19      As in J.R.R., the trial court met its obligation under Wis. Stat. § 51.20(13) by designating the maximum level of inpatient facility based on Dr. Berney’s testimony, and the medical authorities are required to determine the least restrictive treatment in accord with the court’s order.[6]  Finally, because we have concluded that the trial court properly designated the maximum level of inpatient facility based on Dr. Berney’s testimony, we decline to address whether or not the trial court erred in admitting Packee’s testimony.  Accordingly, we affirm the order of the trial court. 

            By the Court.—Order affirmed.

            Not recommended for publication in the official reports.  See Wis. Stat. Rule 809.23(1)(b)4. 

 


 



[1]  This appeal is decided by one judge pursuant to Wis. Stat. § 752.31(2)(d) (2007-08), and expedited under Wis. Stat.
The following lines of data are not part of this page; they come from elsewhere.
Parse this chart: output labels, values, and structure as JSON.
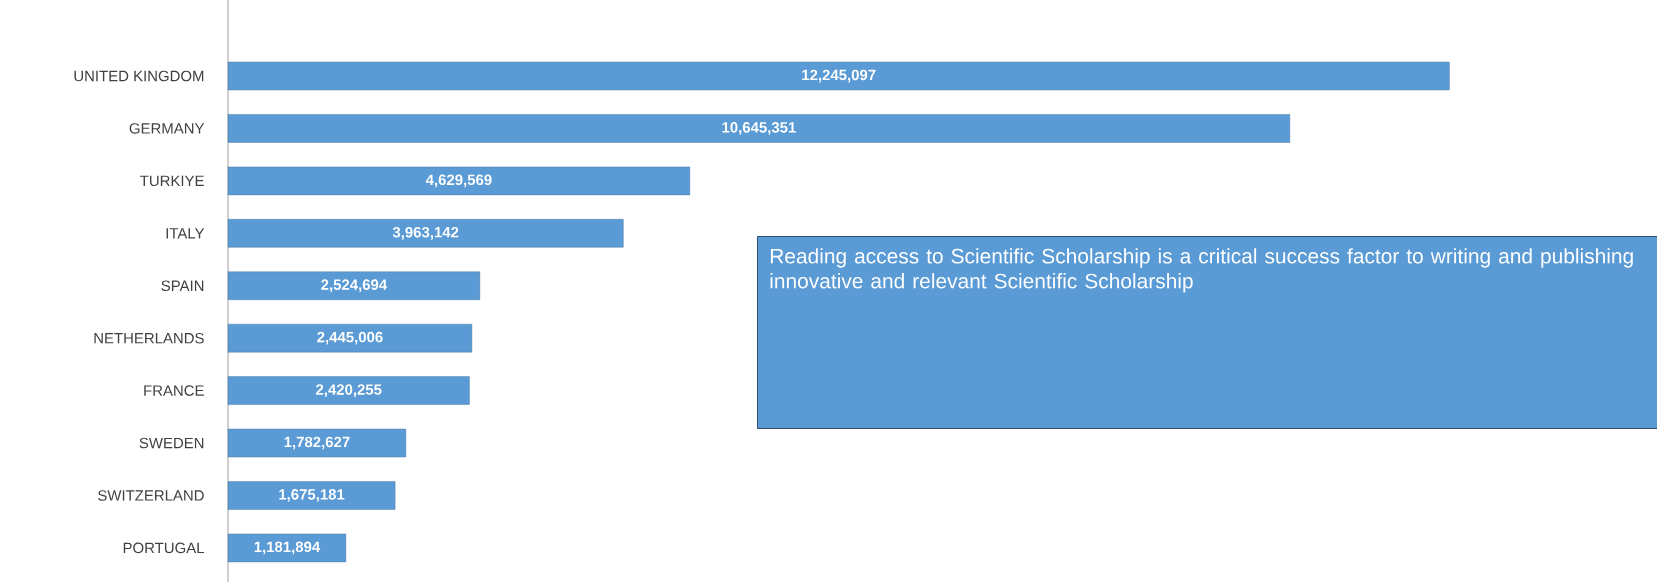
{
  "chart_data": {
    "type": "bar",
    "orientation": "horizontal",
    "categories": [
      "UNITED KINGDOM",
      "GERMANY",
      "TURKIYE",
      "ITALY",
      "SPAIN",
      "NETHERLANDS",
      "FRANCE",
      "SWEDEN",
      "SWITZERLAND",
      "PORTUGAL"
    ],
    "values": [
      12245097,
      10645351,
      4629569,
      3963142,
      2524694,
      2445006,
      2420255,
      1782627,
      1675181,
      1181894
    ],
    "color": "#5b9bd5",
    "value_labels": [
      "12,245,097",
      "10,645,351",
      "4,629,569",
      "3,963,142",
      "2,524,694",
      "2,445,006",
      "2,420,255",
      "1,782,627",
      "1,675,181",
      "1,181,894"
    ],
    "annotations": [
      "Reading access to Scientific Scholarship is a critical success factor to writing and publishing innovative and relevant Scientific Scholarship"
    ]
  }
}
Rule 809.17.  All references to the Wisconsin Statutes are to the 2007-08 version unless otherwise noted. 

[2]  As the trial court noted, the statements by counsel for the County as to discharge planning for Ashley were not evidence.  

[3]  The County acknowledged that Packee was not on the County’s witness list. 

[4]  Ashley asserts in her statement of facts that the trial court made its determination as to her commitment before the conclusion of the County’s case and Ashley’s testimony on her own behalf.  However, Ashley does not raise any argument as to why this would invalidate the court’s order. 

[5]  In her brief-in-chief, Ashley argues that the trial court erred in relying on Dr. Berney’s testimony based on his examination five days previously.  The County responds that it would be infeasible to require examinations the day or hour of a doctor’s testimony at a final hearing.  In reply, Ashley asserts that she does not suggest examinations must be contemporaneous with final hearings, only that a doctor’s opinion that a patient will likely be ready for outpatient care as of the date of the hearing requires further evaluation to determine that inpatient care is the least restrictive treatment available.  As we explain above, however, it is the medical authority’s obligation to determine the least restrictive treatment.  The court’s obligation is to determine the maximum level of treatment that the treating facility may use. 

[6]  If the medical authorities do not provide Ashley treatment in the least restrictive manner to meet her needs, Wis. Stat. ch. 51 provides Ashley with avenues of relief, including judicial review.  See Wisconsin Stat. §§ 51.61(5), (7)(a), (b) and (c) (requiring grievance procedures and allowing judicial review for patients whose rights under Wis. Stat. ch. 51 are violated).